Lastly, it fills all the NaN (missing) values in the DataFrame ‘df’ with the mean (average) value of each column. df.mean() calculates the mean for each column, and then fillna replaces the NaN values in each column with its corresponding mean.

Scaling data

The next data preprocessing example that we will look at is to scale data using sklearn.preprocessing.MinMaxScaler.

from sklearn.preprocessing import MinMaxScaler
scaler = MinMaxScaler()
df[['column_name']] = scaler.fit_transform(df[['column_name']])

Encoding categorical data

Another data preprocessing step is to encode data.
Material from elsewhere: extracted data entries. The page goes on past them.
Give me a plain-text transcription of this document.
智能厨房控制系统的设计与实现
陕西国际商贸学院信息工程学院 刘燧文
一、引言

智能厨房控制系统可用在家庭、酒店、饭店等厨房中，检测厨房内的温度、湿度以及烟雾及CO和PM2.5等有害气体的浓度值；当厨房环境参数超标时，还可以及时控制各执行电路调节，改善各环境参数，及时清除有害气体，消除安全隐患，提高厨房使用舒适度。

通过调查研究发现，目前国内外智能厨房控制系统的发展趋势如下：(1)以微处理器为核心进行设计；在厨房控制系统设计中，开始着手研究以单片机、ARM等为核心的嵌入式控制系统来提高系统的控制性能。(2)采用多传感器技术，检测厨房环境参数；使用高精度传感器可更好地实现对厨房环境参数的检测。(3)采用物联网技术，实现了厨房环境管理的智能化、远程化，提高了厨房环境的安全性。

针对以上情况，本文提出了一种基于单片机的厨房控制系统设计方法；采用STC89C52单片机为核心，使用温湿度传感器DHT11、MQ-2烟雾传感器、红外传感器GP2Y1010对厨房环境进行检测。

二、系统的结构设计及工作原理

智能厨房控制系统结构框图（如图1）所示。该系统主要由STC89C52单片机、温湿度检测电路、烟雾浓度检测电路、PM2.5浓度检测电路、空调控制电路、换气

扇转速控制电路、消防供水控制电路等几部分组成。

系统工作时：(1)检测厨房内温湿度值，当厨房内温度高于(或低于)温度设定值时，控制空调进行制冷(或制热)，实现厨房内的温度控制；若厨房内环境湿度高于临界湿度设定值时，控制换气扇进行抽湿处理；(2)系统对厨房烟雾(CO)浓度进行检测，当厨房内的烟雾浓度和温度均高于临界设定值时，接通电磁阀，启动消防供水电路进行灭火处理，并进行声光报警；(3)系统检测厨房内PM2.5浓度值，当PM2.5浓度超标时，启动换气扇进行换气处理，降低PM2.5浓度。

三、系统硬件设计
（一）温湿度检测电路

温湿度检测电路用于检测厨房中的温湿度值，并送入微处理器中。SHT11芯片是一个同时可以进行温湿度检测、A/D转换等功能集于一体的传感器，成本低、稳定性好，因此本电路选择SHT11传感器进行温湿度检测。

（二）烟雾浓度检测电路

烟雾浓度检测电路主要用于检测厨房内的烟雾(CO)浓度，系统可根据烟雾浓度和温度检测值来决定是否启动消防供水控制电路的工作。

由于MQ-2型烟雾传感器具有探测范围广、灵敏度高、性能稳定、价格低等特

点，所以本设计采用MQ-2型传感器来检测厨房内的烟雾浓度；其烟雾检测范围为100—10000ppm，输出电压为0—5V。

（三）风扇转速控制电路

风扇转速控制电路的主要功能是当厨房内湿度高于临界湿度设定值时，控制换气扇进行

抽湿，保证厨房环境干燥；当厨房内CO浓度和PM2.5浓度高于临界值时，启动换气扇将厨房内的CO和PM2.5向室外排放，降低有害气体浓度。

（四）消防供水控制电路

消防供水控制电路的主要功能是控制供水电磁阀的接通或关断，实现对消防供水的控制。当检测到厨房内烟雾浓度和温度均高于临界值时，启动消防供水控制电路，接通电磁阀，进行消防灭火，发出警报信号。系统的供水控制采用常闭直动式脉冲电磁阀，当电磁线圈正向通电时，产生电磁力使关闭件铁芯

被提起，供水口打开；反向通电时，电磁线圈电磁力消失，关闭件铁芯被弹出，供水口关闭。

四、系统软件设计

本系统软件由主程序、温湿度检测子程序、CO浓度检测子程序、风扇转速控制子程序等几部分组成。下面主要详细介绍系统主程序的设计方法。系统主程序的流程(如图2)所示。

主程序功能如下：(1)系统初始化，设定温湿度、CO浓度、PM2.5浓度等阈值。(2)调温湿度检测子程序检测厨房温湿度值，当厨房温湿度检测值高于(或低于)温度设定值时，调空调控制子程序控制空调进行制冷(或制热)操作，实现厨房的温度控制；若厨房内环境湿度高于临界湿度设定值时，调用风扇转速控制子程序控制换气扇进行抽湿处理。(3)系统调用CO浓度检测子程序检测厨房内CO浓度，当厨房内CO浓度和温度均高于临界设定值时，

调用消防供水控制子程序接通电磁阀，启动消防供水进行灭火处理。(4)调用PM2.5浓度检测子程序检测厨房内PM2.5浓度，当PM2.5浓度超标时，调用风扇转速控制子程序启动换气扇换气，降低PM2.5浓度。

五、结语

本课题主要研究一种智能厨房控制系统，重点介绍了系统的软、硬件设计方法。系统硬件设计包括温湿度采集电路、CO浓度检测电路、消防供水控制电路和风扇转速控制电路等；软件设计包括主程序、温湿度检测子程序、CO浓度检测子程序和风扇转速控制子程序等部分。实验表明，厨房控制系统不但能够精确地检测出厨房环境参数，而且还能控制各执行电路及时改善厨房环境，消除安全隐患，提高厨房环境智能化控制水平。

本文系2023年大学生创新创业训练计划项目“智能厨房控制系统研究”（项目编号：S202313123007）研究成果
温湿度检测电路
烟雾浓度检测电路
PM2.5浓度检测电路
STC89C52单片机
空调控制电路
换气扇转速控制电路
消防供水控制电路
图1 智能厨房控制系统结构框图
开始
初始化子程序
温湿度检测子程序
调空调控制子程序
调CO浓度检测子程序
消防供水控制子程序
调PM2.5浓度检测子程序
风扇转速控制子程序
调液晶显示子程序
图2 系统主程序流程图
We will do so using sklearn.preprocessing.LabelEncoder.

from sklearn.preprocessing import LabelEncoder
le = LabelEncoder()
df['column_name'] = le.fit_transform(df['column_name'])

Splitting data into training and testing sets

Not a preprocessing step a priori, but data is generally split in training and testing sets using train_test_split.

from sklearn.model_selection import train_test_split
X = df.drop(['target_column'], axis=1)
y = df['target_column']

X_train, X_test, y_train, y_test = train_test_split(X, y, test_size=0.2, random_state=0)

Relevant Data Preprocessing Datasets

Iris dataset


# Python example
import pandas as pd
url = "https://archive.ics.uci.edu/ml/machine-learning-databases/iris/iris.data"
dataset = pd.read_csv(url, header=None)
dataset.head()

Pima Indians Diabetes dataset


# Python example
import pandas as pd
url = "https://raw.githubusercontent.com/jbrownlee/Datasets/master/pima-indians-diabetes.data.csv"
dataset = pd.read_csv(url, header=None)
dataset.head()

Breast Cancer Wisconsin (Diagnostic) dataset


# Python example
import pandas as pd
url = "https://archive.ics.uci.edu/ml/machine-learning-databases/breast-cancer-wisconsin/wdbc.data"
dataset = pd.read_csv(url, header=None)
dataset.head()

Relevant entities

Entities	Properties
Missing values	Represented as NaN, null or ?
Outliers	Values that lie outside the expected range
Duplicate values	Repeated values in a dataset
Noisy data	Incorrect or irrelevant data points
Scaling	Changing the range of values in a dataset
Encoding	Converting categorical data into numerical form

Conclusion

Data preprocessing is a crucial step in the data science pipeline as it helps to ensure that the data is in a suitable format for analysis and modeling.